Often, older adults with RMDs experience polypharmacy (i.e., the simultaneous use of five or more medications), which brings with it a tremendous burden for side effects. Example: The authors describe the findings from a large national rheumatoid arthritis (RA) cohort that found half of patients aged 65 years and older had been prescribed five or more medications.2 Moreover, polypharmacy was associated with serious adverse effects, including hospitalization and death.

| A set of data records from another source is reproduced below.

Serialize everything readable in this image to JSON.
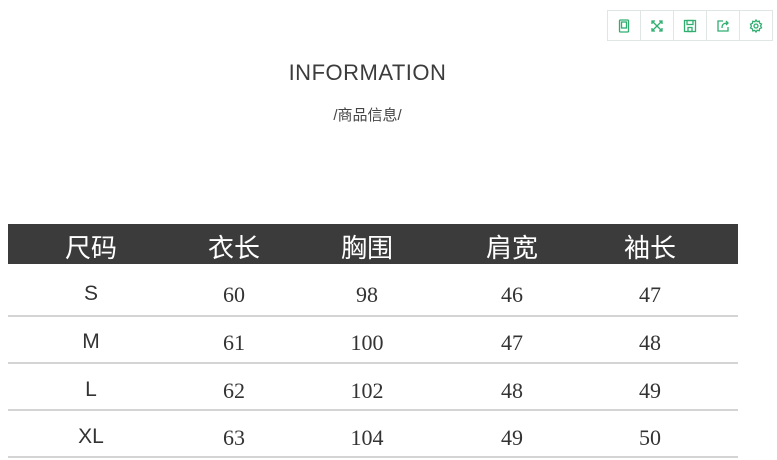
{
  "toolbar": {
    "accent": "#2fae6f",
    "buttons": [
      "tablet-icon",
      "fullscreen-icon",
      "save-icon",
      "share-icon",
      "settings-icon"
    ]
  },
  "title": "INFORMATION",
  "subtitle": "/商品信息/",
  "table": {
    "headers": [
      "尺码",
      "衣长",
      "胸围",
      "肩宽",
      "袖长"
    ],
    "rows": [
      [
        "S",
        "60",
        "98",
        "46",
        "47"
      ],
      [
        "M",
        "61",
        "100",
        "47",
        "48"
      ],
      [
        "L",
        "62",
        "102",
        "48",
        "49"
      ],
      [
        "XL",
        "63",
        "104",
        "49",
        "50"
      ]
    ]
  }
}
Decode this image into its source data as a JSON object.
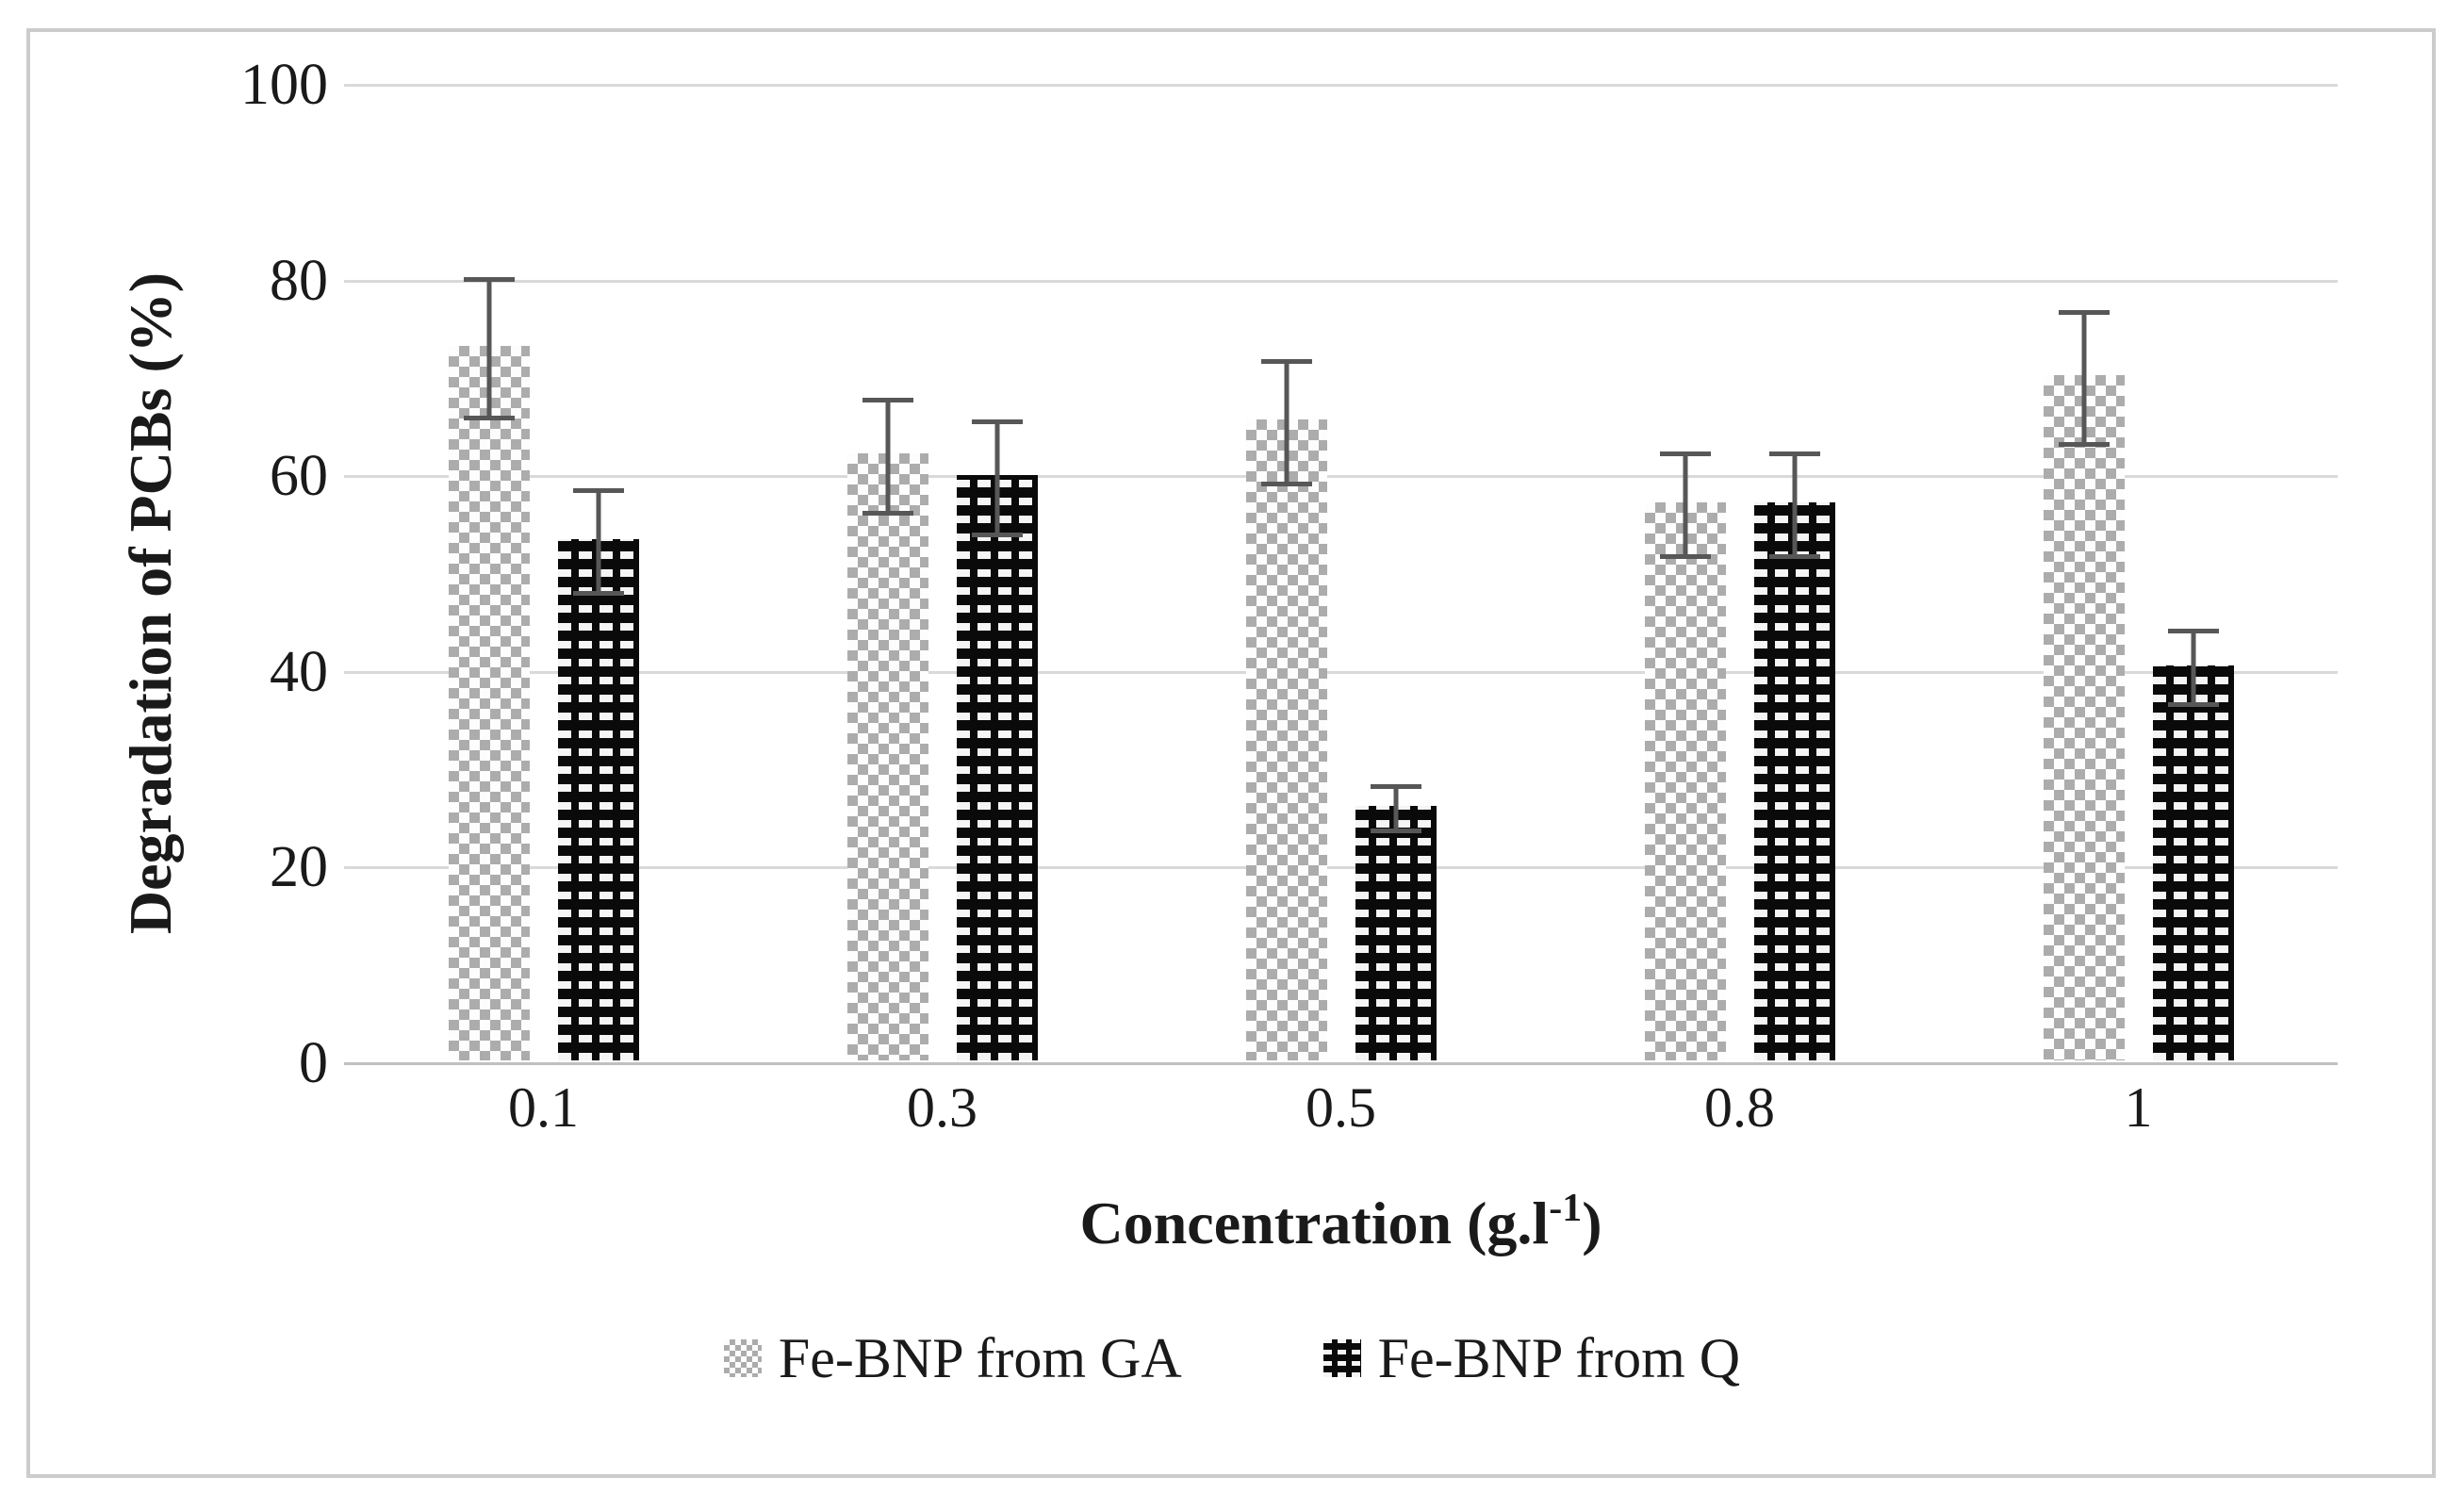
{
  "figure": {
    "background": "#ffffff",
    "frame_color": "#cccccc"
  },
  "chart_data": {
    "type": "bar",
    "title": "",
    "ylabel": "Degradation of PCBs (%)",
    "xlabel": {
      "prefix": "Concentration (g.l",
      "sup": "-1",
      "suffix": ")"
    },
    "categories": [
      "0.1",
      "0.3",
      "0.5",
      "0.8",
      "1"
    ],
    "series": [
      {
        "name": "Fe-BNP from GA",
        "pattern": "gray-weave",
        "values": [
          73,
          62,
          65.5,
          57,
          70
        ],
        "errors": [
          7.3,
          6,
          6.5,
          5.5,
          7
        ]
      },
      {
        "name": "Fe-BNP from Q",
        "pattern": "black-dash",
        "values": [
          53.3,
          59.8,
          26,
          57,
          40.4
        ],
        "errors": [
          5.5,
          6,
          2.5,
          5.5,
          4
        ]
      }
    ],
    "ylim": [
      0,
      100
    ],
    "yticks": [
      0,
      20,
      40,
      60,
      80,
      100
    ],
    "grid": true,
    "legend_position": "bottom",
    "colors": {
      "gridline": "#d9d9d9",
      "axis_line": "#c0c0c0",
      "error_bar": "#575757",
      "series_gray": "#acacac",
      "series_black": "#0a0a0a",
      "text": "#1a1a1a"
    }
  }
}
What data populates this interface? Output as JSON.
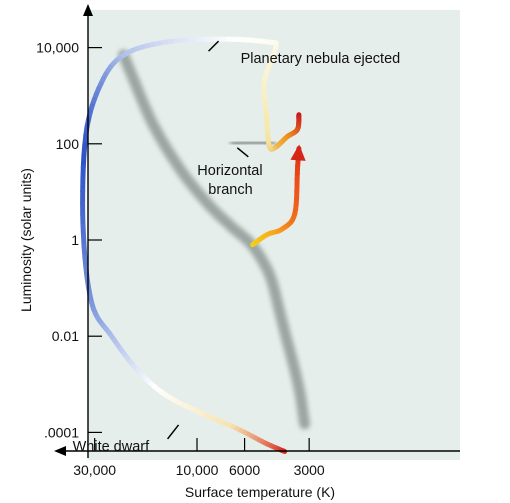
{
  "chart_data": {
    "type": "line",
    "title": "",
    "xlabel": "Surface temperature (K)",
    "ylabel": "Luminosity (solar units)",
    "x_scale": "log",
    "x_reversed": true,
    "y_scale": "log",
    "xlim": [
      40000,
      2400
    ],
    "ylim": [
      3e-05,
      30000
    ],
    "x_ticks": [
      {
        "value": 30000,
        "label": "30,000"
      },
      {
        "value": 10000,
        "label": "10,000"
      },
      {
        "value": 6000,
        "label": "6000"
      },
      {
        "value": 3000,
        "label": "3000"
      }
    ],
    "y_ticks": [
      {
        "value": 10000,
        "label": "10,000"
      },
      {
        "value": 100,
        "label": "100"
      },
      {
        "value": 1,
        "label": "1"
      },
      {
        "value": 0.01,
        "label": "0.01"
      },
      {
        "value": 0.0001,
        "label": ".0001"
      }
    ],
    "grid": false,
    "legend": "none",
    "series": [
      {
        "kind": "main-sequence-band",
        "color": "#8f9a97",
        "x": [
          22000,
          20000,
          16000,
          12000,
          9000,
          7000,
          5700,
          5000,
          4500,
          4100,
          3800,
          3500,
          3300,
          3150
        ],
        "y": [
          7000,
          2500,
          250,
          30,
          6,
          2,
          0.9,
          0.4,
          0.15,
          0.03,
          0.008,
          0.002,
          0.0006,
          0.00015
        ]
      },
      {
        "kind": "horizontal-branch",
        "color": "#8f9a97",
        "x": [
          6700,
          6000,
          5300,
          4800,
          4500
        ],
        "y": [
          100,
          105,
          108,
          105,
          100
        ]
      },
      {
        "kind": "evolutionary-track",
        "stage": "red-giant",
        "x": [
          5500,
          4700,
          4000,
          3500,
          3400,
          3350
        ],
        "y": [
          0.8,
          1.3,
          1.7,
          3.5,
          30,
          80
        ],
        "colors": [
          "#f2d21a",
          "#f7a11f",
          "#ef5a1a",
          "#d62418"
        ]
      },
      {
        "kind": "evolutionary-track",
        "stage": "post-agb",
        "x": [
          3350,
          3400,
          3800,
          4300,
          4600,
          4750,
          4850,
          4300,
          4600,
          7500,
          14000,
          22000,
          28000,
          33000,
          34000,
          31000,
          25000,
          19000,
          14000,
          9500,
          6500,
          4800,
          3900
        ],
        "y": [
          400,
          200,
          140,
          85,
          90,
          400,
          2000,
          10000,
          13000,
          15000,
          13000,
          7000,
          1800,
          150,
          2,
          0.05,
          0.01,
          0.002,
          0.0006,
          0.00025,
          0.00012,
          6e-05,
          4e-05
        ],
        "colors": [
          "#c8131b",
          "#f0991e",
          "#f4e7a8",
          "#fbf6dc",
          "#ffffff",
          "#b0c0ea",
          "#2d52c8",
          "#8ea6e0",
          "#ffffff",
          "#f5e4b0",
          "#d4201a"
        ]
      }
    ],
    "annotations": [
      {
        "text": "Planetary nebula ejected",
        "x": 7600,
        "y": 15000
      },
      {
        "text": "Horizontal",
        "x": 6700,
        "y": 100
      },
      {
        "text": "branch",
        "x": 6700,
        "y": 100
      },
      {
        "text": "White dwarf",
        "x": 13000,
        "y": 0.0006
      }
    ],
    "plot_background": "#e6eeeb",
    "axis_color": "#000000"
  }
}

In some cases, polypharmacy is the result of a prescribing cascade in which a new medication is prescribed to treat the adverse side effects of previously prescribed medications—adverse effects that were misdiagnosed as new clinical conditions. This situation may lead to the inappropriate, unnecessary or potentially hazardous use of additional medications.3
In the review article, Lee et al. encourage an ongoing and frequent assessment of the medication benefit-to-harm ratios in older adults. Such an assessment should include accurate ascertainment of drug-related adverse effects, awareness of prescribing cascades and interruption of potentially inappropriate and/or suboptimal medications. The authors cite the American Geriatrics Society Beers Criteria for guidance regarding potentially inappropriate medications that should be avoided under most circumstances or depending on certain drug interactions. Additionally, the guidance describes a de-prescribing approach focused on improving appropriate medication use, which for older adults means optimizing the outcomes most important to the patient.4
Dr. Lee describes this attitude toward geriatric care as age-friendly prescribing, noting that because the treat-to-target approach remains important for older patients, rheumatologists should be careful not to undertreat at the beginning. But after disease control has been achieved, rheumatologists should initiate a discussion with patients about their goals and priorities for care. This conversation may include addressing such topics as lifestyle changes associated with retirement and travel plans.
Rheumatologists should also have frank discussions with older patients about potential functional limitations that may conflict with the storage and self-delivery of certain biologic treatments, as well as the regular blood draws required for adherence and safety monitoring. Answers to these questions can inform whether specific medications should be de-prescribed to maintain treatment benefits while minimizing potential harm.